The Protestant bishop of Gibraltar, a very kind and benevolent man, resides at Malta, and has a cathedral near the governor's house, lately beautified by convict labor, and said to be well attended. It is the only Protestant church in Spain.
Of the sights of Gibraltar it is needless to speak. Our travellers, in spite of the weather, which rarely condescended to smile upon them, visited almost everything: the North Fort, Spanish Lines, and Catalan Bay, one day; Europa Point, with the cool summer residence of the governor, (sadly in need of government repair,) and St. Michael's Cave, on the next; and last, not least, the galleries and heights. From the signal tower the view is unrivalled; and the aloes, prickly pear, and geranium, springing out of every cleft in the rock, up which the road is beautifully and skilfully engineered, add to the enjoyment of the ride. The gentlemen of the party hunted in the cork woods when the weather would allow of it; and the only "lion" unseen by them were the monkeys, who resolutely kept in their caves or on the African side of the water during their stay at Gibraltar.
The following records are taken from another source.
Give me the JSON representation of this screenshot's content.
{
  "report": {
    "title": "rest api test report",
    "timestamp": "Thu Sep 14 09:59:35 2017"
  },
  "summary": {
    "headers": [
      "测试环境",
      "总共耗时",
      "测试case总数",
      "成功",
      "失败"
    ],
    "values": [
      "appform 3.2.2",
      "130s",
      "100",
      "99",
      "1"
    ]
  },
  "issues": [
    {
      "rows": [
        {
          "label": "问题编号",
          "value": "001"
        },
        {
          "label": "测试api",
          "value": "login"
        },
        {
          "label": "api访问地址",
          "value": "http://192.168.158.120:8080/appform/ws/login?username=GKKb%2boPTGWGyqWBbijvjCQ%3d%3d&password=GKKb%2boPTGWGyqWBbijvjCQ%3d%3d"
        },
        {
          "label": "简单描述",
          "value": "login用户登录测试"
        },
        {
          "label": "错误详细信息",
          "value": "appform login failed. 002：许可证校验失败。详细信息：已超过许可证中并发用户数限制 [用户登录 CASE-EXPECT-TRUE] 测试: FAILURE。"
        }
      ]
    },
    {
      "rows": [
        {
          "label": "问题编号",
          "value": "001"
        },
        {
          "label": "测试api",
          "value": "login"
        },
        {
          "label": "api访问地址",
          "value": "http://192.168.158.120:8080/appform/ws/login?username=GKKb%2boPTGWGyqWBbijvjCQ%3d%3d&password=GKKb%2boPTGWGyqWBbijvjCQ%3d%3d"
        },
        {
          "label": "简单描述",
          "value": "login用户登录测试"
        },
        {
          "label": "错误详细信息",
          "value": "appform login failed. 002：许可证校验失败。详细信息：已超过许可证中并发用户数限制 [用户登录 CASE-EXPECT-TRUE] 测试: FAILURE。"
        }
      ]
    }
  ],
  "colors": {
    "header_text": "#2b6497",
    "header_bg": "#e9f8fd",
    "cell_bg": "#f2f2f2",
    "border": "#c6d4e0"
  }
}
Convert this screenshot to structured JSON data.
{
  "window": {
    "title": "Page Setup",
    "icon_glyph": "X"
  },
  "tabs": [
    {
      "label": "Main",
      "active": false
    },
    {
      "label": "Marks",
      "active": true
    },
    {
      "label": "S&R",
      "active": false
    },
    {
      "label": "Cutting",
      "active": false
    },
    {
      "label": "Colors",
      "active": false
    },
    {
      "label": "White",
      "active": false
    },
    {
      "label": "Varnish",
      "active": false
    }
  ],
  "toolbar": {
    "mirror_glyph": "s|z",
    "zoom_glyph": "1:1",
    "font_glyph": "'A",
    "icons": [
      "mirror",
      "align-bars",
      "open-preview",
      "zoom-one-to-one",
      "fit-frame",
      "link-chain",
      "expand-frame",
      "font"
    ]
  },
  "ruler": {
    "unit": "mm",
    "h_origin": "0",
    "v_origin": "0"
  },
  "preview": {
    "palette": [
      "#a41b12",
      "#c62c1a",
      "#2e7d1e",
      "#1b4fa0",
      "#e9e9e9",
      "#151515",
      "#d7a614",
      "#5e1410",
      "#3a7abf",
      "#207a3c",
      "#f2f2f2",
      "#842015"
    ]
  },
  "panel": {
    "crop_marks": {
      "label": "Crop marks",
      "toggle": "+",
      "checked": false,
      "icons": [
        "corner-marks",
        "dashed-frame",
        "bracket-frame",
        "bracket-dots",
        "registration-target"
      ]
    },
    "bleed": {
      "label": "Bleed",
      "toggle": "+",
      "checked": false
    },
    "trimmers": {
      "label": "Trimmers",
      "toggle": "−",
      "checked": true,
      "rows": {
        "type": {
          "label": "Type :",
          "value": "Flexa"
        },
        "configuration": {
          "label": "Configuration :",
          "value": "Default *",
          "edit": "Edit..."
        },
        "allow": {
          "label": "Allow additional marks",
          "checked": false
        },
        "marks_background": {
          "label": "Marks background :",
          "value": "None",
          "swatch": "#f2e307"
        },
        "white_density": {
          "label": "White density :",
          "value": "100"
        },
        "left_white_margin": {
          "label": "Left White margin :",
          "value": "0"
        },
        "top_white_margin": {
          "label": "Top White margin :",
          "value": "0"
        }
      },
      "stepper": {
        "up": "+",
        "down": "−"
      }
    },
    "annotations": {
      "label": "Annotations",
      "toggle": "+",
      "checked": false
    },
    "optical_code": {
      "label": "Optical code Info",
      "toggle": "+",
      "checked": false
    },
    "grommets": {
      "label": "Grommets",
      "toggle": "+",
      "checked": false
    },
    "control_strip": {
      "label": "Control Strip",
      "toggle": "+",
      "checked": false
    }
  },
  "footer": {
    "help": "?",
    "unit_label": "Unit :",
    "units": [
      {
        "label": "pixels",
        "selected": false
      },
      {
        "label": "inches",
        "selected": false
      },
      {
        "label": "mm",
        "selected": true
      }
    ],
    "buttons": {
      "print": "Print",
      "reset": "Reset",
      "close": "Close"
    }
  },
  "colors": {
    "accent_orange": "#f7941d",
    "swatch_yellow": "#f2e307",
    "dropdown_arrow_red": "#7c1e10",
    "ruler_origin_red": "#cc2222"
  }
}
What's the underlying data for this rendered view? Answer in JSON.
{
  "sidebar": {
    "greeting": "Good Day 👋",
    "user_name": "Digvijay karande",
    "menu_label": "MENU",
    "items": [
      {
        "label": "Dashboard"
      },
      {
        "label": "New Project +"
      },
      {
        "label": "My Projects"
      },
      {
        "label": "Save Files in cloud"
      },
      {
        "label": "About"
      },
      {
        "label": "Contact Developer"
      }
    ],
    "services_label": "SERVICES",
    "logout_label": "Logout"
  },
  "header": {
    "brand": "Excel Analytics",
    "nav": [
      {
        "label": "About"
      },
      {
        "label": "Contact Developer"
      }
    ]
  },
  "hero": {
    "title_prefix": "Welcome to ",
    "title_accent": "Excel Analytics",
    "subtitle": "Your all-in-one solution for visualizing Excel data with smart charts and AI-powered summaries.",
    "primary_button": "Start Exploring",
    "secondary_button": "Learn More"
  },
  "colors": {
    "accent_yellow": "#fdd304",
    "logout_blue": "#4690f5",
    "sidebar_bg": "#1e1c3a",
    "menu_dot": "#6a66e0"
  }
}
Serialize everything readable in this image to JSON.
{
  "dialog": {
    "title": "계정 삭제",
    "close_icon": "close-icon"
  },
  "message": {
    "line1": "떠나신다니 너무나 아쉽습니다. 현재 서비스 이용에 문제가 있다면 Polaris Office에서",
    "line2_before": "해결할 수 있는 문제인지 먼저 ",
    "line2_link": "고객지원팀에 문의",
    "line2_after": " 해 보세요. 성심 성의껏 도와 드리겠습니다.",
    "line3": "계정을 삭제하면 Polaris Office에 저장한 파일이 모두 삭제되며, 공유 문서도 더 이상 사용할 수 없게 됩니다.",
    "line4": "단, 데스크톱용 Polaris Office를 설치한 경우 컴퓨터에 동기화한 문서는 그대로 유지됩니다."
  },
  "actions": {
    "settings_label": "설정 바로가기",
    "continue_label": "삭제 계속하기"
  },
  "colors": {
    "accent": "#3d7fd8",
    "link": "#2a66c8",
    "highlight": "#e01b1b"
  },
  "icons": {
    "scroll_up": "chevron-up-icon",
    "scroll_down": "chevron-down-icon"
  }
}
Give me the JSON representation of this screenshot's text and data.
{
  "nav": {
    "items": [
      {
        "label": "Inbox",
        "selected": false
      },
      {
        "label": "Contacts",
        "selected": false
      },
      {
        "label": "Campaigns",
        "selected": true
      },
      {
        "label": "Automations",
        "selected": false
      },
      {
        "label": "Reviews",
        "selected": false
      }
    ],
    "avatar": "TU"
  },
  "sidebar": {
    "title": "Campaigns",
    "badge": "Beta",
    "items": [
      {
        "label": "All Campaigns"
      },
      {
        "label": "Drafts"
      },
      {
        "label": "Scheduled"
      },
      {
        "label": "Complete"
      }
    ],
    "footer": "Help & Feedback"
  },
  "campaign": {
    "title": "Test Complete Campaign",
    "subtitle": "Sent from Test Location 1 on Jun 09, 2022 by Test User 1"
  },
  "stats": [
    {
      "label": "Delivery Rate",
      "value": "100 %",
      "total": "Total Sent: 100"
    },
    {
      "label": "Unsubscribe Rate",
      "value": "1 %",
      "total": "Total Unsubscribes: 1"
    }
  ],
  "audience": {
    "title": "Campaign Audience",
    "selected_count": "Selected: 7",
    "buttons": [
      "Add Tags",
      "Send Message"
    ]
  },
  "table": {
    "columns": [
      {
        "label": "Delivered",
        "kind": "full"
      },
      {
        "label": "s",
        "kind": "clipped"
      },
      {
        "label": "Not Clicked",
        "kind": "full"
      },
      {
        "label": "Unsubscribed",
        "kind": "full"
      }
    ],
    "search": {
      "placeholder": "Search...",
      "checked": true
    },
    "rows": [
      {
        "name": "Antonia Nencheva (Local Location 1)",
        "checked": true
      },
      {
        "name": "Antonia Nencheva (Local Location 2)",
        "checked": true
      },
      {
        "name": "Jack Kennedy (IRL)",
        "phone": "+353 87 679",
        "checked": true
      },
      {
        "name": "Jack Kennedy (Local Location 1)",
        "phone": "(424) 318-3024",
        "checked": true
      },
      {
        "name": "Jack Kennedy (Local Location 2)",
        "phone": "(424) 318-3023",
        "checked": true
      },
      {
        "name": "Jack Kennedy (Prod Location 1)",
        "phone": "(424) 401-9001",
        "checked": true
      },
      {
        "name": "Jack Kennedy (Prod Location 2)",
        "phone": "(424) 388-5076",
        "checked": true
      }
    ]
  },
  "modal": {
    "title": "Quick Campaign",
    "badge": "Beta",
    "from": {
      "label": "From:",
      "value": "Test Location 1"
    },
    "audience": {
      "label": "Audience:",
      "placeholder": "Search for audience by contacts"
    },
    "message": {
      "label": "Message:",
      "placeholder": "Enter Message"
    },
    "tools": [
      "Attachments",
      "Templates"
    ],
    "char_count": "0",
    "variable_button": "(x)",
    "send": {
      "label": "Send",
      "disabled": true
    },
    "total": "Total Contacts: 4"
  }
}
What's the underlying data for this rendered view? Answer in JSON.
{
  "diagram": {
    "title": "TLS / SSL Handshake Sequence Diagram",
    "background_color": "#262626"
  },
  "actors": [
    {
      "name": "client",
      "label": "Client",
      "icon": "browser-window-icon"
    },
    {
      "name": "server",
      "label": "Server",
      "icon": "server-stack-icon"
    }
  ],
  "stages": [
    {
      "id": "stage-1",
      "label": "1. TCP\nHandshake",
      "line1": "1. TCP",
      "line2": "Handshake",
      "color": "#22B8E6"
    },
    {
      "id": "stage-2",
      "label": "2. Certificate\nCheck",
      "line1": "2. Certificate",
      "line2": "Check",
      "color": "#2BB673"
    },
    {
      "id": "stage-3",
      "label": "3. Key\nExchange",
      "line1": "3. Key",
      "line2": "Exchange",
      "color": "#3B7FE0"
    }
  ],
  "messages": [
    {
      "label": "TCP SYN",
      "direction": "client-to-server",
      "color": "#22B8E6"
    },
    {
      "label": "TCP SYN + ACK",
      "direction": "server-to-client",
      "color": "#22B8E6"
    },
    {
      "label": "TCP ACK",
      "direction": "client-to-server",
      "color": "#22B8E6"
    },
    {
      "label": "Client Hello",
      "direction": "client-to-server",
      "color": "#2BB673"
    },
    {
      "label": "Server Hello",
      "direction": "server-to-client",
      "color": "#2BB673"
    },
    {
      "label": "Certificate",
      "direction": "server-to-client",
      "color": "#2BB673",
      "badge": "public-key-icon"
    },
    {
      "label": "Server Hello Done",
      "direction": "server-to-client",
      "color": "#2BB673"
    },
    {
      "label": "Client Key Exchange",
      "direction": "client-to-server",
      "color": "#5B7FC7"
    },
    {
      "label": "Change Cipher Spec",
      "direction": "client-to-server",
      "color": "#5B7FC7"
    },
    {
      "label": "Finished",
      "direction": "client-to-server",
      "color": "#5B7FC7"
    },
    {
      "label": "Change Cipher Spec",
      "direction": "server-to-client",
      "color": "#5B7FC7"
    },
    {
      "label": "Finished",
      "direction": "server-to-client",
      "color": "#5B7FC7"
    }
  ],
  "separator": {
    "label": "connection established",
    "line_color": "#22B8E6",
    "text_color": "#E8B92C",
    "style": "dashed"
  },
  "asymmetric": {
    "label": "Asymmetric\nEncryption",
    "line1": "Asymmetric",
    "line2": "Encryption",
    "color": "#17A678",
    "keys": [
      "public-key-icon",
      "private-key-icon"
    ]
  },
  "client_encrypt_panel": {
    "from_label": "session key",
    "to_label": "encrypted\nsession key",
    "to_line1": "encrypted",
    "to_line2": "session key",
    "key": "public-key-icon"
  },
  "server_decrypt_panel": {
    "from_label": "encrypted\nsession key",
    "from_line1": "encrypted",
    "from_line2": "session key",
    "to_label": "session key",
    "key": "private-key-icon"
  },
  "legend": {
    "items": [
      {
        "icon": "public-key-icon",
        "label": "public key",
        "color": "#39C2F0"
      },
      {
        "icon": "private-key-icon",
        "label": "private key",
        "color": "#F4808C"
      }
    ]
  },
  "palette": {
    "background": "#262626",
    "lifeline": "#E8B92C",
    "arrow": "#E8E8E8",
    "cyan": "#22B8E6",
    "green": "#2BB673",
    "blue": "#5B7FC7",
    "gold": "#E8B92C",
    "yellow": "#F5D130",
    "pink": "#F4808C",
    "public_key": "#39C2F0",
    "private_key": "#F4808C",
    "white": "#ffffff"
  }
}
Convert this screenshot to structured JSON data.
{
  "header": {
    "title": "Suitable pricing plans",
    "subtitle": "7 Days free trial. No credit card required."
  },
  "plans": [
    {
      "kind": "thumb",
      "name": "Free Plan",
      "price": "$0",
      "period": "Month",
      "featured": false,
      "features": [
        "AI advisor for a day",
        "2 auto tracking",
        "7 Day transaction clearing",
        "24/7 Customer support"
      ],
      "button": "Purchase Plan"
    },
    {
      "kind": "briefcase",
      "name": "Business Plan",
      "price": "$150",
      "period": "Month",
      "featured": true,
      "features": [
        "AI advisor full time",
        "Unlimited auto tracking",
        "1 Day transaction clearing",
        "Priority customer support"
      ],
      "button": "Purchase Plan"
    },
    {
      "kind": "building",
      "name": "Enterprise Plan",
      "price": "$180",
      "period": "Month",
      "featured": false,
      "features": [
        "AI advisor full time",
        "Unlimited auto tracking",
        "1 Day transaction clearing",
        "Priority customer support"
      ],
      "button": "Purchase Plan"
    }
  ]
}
The garden of the governor's palace is very enjoyable, and contains one of those wonderful dragon-trees of which the bark is said to bleed when an incision is made. The white arums grow like a weed in this country, and form most beautiful bouquets when mixed with scarlet geranium and edged by their large, bright, shining green leaves.
The time of our travellers was, however, limited, especially as they wished to spend the Holy Week in Seville. So, after a ten days' stay, reluctantly giving up the kind offer of the port admiral to take them across to Africa, and contenting themselves with buying a few Tetuan pots from the Moors at Gibraltar, they took their passages on board the "London" steamer for Cadiz.